The FBI answers your question far more succinctly than I could, in this case. “IoT proxy servers are attractive to malicious cyber actors because they provide a layer of anonymity by transmitting all Internet requests through the victim device’s IP address — Cyber actors use the compromised device’s IP address to engage in intrusion activities, making it difficult to filter regular traffic from malicious traffic.”

Q: What Are Some Things Malicious Threats Look For When Searching For Breachable Targets?

Vulnerabilities in IoT devices that attract attackers include weak authentication, unpatched firmware or other, similar software vulnerabilities, and most commonly default usernames and passwords.

Q: Is There Anything In Particular Our Internal Security Team Should Look For To Indicate A Possible Breach?

We always recommend that internal teams work with a third-party resource, such as SpearTip, to uncover anomalies that could indicate a breach.
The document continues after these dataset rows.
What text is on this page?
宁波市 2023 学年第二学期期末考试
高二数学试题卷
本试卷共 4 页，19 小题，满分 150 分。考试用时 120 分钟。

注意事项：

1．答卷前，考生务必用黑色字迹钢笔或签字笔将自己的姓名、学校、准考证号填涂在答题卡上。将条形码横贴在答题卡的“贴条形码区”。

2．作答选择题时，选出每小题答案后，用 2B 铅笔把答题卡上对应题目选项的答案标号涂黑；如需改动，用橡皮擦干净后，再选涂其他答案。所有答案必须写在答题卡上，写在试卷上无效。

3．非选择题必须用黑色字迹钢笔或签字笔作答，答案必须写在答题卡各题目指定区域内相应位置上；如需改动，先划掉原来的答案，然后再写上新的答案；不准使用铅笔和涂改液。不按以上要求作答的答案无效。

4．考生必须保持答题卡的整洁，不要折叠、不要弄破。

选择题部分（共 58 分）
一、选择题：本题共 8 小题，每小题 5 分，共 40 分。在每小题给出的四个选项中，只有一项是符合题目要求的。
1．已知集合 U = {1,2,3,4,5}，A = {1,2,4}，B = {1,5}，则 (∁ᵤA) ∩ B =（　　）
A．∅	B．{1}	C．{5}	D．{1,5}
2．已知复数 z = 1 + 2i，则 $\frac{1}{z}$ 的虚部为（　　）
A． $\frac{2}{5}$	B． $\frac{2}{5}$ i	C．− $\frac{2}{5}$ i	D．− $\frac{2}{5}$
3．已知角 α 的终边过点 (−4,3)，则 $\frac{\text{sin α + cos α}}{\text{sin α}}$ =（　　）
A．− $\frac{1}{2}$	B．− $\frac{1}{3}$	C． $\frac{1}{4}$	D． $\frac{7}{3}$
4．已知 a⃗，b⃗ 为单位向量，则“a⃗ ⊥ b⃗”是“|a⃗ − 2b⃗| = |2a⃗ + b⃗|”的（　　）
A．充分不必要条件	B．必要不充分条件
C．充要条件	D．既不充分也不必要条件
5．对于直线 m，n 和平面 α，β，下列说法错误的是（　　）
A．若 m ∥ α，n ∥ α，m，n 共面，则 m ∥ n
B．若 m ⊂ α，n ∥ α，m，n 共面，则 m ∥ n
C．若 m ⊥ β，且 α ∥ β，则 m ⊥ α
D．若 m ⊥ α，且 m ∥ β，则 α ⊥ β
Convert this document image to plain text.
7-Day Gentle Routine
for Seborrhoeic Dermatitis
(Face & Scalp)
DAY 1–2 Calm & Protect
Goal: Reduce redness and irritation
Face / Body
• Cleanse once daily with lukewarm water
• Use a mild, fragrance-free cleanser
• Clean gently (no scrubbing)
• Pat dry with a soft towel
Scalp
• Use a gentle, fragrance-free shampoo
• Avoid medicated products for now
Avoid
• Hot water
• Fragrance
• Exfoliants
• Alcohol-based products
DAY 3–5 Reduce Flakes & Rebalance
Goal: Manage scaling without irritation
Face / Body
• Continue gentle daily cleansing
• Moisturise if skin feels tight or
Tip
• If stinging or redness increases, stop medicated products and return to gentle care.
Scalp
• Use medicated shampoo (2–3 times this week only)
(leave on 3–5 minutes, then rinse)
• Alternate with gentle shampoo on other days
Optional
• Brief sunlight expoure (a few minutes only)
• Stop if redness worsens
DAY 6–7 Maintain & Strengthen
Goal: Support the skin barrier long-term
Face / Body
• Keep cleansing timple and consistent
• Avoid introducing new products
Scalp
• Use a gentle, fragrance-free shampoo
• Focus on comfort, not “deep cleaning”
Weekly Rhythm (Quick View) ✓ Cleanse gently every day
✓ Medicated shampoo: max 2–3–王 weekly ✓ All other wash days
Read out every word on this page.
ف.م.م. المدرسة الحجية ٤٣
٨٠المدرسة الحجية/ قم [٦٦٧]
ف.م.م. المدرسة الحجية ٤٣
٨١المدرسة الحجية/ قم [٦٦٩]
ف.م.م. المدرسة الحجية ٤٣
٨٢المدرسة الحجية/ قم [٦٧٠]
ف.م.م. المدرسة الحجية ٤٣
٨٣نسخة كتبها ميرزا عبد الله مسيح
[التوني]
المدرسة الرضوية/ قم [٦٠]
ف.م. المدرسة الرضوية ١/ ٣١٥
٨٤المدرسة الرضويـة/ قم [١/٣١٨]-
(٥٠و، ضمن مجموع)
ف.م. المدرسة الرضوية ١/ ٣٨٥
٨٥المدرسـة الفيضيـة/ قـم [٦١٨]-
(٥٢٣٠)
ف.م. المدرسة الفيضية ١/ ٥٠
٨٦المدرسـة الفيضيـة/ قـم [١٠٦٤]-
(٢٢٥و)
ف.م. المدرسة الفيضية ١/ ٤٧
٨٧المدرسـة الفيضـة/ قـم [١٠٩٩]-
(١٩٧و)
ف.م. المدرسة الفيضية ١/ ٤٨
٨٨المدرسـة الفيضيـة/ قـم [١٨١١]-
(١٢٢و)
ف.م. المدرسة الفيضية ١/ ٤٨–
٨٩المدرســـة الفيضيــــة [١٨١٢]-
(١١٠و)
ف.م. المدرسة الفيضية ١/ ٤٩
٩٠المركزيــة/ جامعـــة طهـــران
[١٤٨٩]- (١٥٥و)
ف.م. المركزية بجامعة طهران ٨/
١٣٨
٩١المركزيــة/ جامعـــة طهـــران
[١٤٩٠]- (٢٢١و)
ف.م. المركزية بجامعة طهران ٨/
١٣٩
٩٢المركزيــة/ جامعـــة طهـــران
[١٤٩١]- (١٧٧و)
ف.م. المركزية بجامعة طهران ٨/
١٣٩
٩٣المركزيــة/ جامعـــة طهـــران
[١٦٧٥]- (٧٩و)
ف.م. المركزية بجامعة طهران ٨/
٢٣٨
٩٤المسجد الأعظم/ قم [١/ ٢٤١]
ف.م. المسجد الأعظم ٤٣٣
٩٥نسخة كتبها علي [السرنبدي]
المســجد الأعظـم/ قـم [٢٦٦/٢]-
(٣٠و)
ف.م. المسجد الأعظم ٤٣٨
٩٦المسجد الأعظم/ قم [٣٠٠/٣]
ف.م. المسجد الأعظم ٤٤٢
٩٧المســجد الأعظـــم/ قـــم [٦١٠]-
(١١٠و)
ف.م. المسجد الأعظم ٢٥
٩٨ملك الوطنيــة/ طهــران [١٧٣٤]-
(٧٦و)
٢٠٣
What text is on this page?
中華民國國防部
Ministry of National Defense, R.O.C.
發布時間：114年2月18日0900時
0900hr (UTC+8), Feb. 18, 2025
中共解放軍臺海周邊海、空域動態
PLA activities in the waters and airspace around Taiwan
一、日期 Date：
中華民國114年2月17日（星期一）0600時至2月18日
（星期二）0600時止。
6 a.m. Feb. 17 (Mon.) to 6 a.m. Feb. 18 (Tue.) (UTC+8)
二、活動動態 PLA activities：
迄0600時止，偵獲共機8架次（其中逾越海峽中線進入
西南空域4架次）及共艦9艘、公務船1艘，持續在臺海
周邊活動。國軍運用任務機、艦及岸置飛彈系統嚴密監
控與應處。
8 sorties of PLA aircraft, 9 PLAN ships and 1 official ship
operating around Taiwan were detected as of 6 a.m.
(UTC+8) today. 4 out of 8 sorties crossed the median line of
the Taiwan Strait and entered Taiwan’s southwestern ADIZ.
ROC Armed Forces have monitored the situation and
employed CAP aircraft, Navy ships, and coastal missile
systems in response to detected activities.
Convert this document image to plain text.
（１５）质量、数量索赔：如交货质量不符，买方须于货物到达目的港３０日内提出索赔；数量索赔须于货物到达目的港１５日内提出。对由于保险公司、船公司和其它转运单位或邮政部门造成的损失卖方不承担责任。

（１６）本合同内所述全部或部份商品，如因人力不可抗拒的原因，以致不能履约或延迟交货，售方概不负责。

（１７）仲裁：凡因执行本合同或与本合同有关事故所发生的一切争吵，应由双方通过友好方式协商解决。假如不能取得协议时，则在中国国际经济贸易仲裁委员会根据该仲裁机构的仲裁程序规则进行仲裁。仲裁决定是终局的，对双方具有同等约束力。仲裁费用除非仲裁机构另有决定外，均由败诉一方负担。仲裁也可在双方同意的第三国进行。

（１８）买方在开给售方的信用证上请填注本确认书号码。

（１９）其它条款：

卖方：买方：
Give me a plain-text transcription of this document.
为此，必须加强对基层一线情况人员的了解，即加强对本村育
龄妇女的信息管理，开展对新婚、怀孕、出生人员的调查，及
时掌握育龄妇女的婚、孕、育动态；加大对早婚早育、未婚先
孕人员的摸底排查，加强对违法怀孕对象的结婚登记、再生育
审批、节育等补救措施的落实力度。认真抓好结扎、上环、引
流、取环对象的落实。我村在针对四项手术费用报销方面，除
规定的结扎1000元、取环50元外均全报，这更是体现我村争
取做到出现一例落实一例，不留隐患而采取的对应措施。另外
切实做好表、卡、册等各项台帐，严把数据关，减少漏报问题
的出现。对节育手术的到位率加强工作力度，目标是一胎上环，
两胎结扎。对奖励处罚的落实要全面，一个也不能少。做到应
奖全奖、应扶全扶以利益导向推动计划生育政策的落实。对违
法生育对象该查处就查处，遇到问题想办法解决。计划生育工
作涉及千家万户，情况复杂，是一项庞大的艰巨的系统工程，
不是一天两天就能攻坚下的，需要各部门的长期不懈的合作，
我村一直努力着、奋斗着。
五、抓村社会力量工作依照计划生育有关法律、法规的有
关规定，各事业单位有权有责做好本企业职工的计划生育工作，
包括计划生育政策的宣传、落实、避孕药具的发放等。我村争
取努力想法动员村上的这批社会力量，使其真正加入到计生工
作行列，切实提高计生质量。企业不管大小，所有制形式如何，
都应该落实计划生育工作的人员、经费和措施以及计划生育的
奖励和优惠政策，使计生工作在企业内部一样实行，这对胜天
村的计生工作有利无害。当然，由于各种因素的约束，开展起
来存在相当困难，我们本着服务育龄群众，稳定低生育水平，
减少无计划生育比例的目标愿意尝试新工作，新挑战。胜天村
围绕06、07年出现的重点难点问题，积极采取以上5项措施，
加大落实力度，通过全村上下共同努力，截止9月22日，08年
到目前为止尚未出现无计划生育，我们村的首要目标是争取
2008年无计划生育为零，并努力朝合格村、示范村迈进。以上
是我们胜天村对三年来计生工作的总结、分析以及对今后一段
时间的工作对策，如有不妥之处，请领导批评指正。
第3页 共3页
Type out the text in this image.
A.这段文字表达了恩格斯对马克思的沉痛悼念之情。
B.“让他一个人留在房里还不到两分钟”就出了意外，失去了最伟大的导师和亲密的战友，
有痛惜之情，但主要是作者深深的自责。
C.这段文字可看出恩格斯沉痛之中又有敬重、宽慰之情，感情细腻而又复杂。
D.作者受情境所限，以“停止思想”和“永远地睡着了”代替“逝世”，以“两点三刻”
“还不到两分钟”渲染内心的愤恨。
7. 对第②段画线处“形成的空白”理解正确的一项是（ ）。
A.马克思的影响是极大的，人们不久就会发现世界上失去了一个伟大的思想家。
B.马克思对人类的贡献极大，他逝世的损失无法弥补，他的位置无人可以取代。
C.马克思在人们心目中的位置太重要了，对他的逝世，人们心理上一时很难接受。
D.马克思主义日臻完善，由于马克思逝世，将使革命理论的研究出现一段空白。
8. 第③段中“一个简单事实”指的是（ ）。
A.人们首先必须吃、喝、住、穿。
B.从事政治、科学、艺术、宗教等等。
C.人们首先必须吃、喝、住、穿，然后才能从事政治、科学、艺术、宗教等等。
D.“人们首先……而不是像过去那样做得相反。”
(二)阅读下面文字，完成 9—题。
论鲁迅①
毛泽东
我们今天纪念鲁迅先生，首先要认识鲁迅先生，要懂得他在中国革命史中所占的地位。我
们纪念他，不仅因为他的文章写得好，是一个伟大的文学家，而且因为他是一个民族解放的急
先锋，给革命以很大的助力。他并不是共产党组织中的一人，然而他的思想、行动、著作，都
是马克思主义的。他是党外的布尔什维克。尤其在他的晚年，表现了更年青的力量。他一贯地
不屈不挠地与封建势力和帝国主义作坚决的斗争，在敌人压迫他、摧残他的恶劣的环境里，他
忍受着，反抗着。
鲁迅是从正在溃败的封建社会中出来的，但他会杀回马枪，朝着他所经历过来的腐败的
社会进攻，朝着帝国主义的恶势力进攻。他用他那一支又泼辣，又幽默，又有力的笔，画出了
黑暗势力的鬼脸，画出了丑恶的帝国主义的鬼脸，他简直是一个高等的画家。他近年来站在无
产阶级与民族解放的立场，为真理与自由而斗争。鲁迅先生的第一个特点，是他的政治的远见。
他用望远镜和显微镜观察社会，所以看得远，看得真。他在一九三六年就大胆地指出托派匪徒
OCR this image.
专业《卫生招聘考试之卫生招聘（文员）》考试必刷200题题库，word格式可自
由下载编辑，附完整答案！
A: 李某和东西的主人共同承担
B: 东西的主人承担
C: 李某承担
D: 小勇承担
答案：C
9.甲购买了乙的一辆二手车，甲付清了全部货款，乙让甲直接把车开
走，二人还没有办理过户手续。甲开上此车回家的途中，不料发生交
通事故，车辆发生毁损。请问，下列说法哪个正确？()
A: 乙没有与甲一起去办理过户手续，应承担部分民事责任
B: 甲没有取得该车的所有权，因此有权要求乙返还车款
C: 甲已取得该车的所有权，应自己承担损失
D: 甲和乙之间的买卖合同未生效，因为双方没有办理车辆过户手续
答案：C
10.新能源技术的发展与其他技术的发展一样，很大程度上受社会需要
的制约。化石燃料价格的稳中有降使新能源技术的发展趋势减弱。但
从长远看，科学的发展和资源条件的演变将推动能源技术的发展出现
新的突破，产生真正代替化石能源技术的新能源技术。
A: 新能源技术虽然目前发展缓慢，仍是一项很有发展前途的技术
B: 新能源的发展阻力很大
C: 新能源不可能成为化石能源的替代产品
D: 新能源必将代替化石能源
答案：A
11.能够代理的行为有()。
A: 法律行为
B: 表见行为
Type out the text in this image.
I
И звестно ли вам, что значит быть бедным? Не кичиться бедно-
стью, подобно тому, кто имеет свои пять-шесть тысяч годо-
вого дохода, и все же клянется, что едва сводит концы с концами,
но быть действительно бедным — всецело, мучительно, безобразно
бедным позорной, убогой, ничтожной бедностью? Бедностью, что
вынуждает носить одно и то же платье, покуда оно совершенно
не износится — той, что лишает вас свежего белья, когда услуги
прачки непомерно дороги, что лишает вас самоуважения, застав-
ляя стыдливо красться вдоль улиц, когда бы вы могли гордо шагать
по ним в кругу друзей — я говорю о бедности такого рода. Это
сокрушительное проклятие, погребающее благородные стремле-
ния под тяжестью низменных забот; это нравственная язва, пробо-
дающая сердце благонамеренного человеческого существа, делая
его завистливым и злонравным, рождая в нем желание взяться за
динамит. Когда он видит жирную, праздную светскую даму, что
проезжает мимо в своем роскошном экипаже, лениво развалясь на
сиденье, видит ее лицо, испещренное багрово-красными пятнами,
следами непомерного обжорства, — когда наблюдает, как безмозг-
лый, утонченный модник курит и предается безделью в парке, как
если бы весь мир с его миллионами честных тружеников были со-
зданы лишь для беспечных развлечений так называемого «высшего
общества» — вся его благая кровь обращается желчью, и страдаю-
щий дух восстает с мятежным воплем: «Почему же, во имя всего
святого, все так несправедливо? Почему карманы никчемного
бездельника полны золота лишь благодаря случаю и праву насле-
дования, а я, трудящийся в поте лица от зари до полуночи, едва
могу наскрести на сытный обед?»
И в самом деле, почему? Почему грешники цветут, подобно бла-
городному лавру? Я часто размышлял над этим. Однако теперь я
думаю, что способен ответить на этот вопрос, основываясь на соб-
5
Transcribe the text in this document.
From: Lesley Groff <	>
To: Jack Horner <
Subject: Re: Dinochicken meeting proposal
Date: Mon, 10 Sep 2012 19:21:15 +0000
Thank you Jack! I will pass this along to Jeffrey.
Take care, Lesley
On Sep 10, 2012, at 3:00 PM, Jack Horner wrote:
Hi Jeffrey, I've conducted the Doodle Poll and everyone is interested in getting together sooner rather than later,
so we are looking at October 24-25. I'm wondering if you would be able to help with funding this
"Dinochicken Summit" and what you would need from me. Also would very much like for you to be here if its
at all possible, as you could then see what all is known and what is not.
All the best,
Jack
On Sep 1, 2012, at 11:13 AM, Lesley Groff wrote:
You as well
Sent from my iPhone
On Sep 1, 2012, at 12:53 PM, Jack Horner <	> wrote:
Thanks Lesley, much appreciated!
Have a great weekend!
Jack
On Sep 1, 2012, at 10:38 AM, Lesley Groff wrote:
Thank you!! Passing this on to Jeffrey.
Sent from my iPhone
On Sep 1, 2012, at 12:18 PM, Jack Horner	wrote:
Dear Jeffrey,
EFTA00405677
A good starting check list would include looking for indicators of compromised devices, particularly a major spike in internet use and charges, devices or internet connections running slowly and irregularly, and unusual outgoing traffic patterns compared to similar use periods.

Q: What Are Some Of Things We Can Do To Help Protect Ourselves Against Attackers?

For starters, we suggest using the FBI’s basic checklist. Performing these tasks along with a third-party cyber security provider will allow you to set up new security protocols and reporting structures for critical data and use. You should also have your executive, management, security and care teams participate in tabletop exercises, where you are placed in a real time, controlled breach environment, to experience and understand best practices during a cyberattack.

Again, use the FBI list as a starting point. Just remember what we always tell everyone: Compliant equals complacent. Going above the accept norm is what will keep you safe.

• Change default usernames and passwords

• Use endpoint detection and response tools regularly and ensure it’s up to date

• Ensure all IoT devices are updated and patched regularly

• Configure network firewalls to block traffic from unauthorized IP addresses and disable port forwarding

• Isolate IoT devices from other network connections through both physical network separation and network segmentation

• If you suspect a compromise or intrusion, do not reboot or turn off your system. Unplug the network connection or disable wireless connectivity and call in an expert third-party resource to conduct an Active Memory Analysis as soon as possible.